Jonathan Hunter wrote in a message to Hal Roney:
JH> :-))) I've now got as far as getting my "development" box up
JH> and running with Arcnet and Ethernet cards in it, but I'm
JH> now stuck on the physical cabling side for Arcnet.. Do I use
JH> T-pieces and terminators, as in Ethernet??
You can wire ARCnet that way, yes.
JH> So far, the green light on the card (LINK?) is on
JH> permanently, but the red light (DATA??) just flashes every
JH> second or so :-( BTW - there are no other machines on this
JH> LAN yet..
This is normal. ARCnet is a token bus system, so there has to be a master
who emits the tokens. When ARCnet comes up, the lowest address card becomes
the master. What your lone card does is try to find some existing master
and, if none is found, begin issuing tokens on its own as master.

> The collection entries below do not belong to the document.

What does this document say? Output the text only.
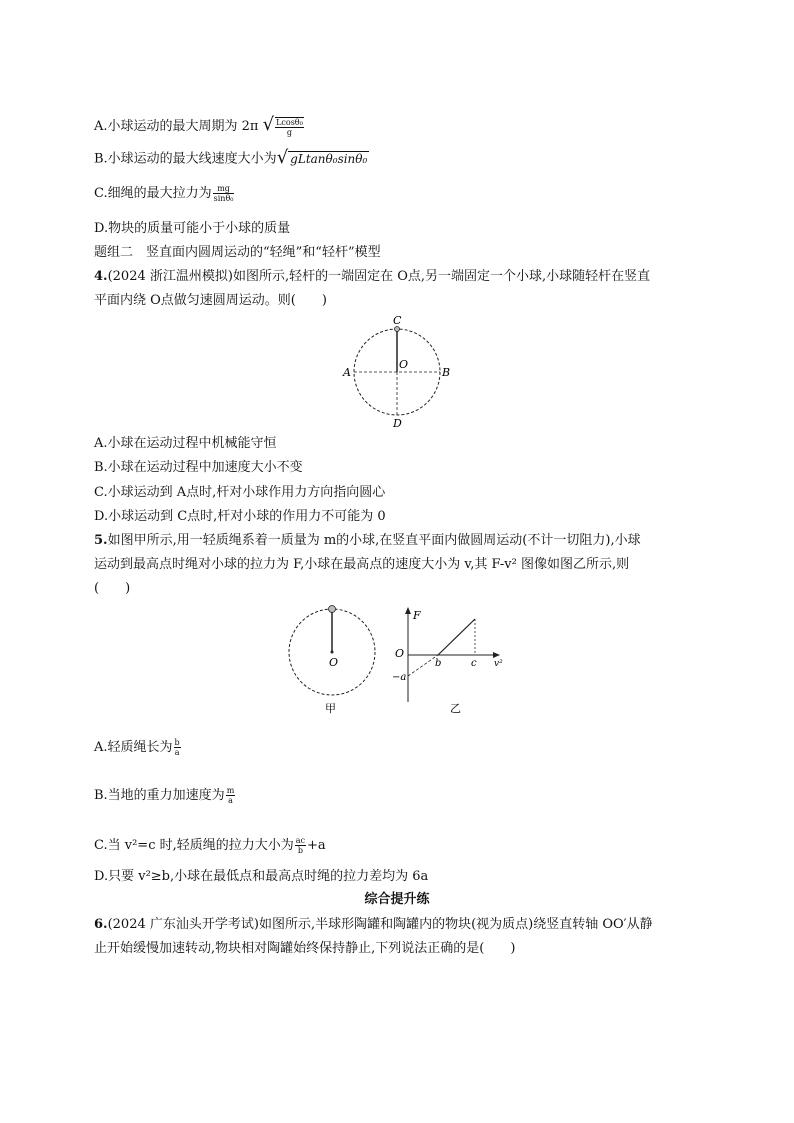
A.小球运动的最大周期为 2π √ $\frac{\text{Lcosθ₀}}{g}$
B.小球运动的最大线速度大小为√ gLtanθ₀sinθ₀
C.细绳的最大拉力为 $\frac{mg}{\text{sinθ₀}}$
D.物块的质量可能小于小球的质量
题组二　竖直面内圆周运动的“轻绳”和“轻杆”模型
4.(2024 浙江温州模拟)如图所示,轻杆的一端固定在 O点,另一端固定一个小球,小球随轻杆在竖直
平面内绕 O点做匀速圆周运动。则(　　)
C
O
A	B
D
A.小球在运动过程中机械能守恒
B.小球在运动过程中加速度大小不变
C.小球运动到 A点时,杆对小球作用力方向指向圆心
D.小球运动到 C点时,杆对小球的作用力不可能为 0
5.如图甲所示,用一轻质绳系着一质量为 m的小球,在竖直平面内做圆周运动(不计一切阻力),小球
运动到最高点时绳对小球的拉力为 F,小球在最高点的速度大小为 v,其 F-v² 图像如图乙所示,则
(　　)
O
甲
F
O
b	c v²
−a
乙
A.轻质绳长为 $\frac{b}{a}$
B.当地的重力加速度为 $\frac{m}{a}$
C.当 v²=c 时,轻质绳的拉力大小为 $\frac{ac}{b} +a$
D.只要 v²≥b,小球在最低点和最高点时绳的拉力差均为 6a
综合提升练
6.(2024 广东汕头开学考试)如图所示,半球形陶罐和陶罐内的物块(视为质点)绕竖直转轴 OO′从静
止开始缓慢加速转动,物块相对陶罐始终保持静止,下列说法正确的是(　　)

JH> I hope it will be... An interesting experiment, anyway, and
JH> possibly useful if I ever want a network link to next door
JH> or something (probably too far for Ethernet).
Routing between ARCnet and Ethernet LANs is fully supported by Linux, as long
as you use a protocol such as IP which allows it.
JH> Linux can use something called "ncpfs" - NCP file system. That
JH> enables it to mount Netware volumes and servers directly into
JH> the filesystem tree. It's one of the reasons I'm staying with
JH> Linux, rather than moving to FreeBSD or similar!
The ncpfs utilities only make sense in an existing NetWare environment.
There is also mars_nwe which allows Linux to emulate a NetWare server.
If you are not dealing with existing NetWare, Samba makes more sense.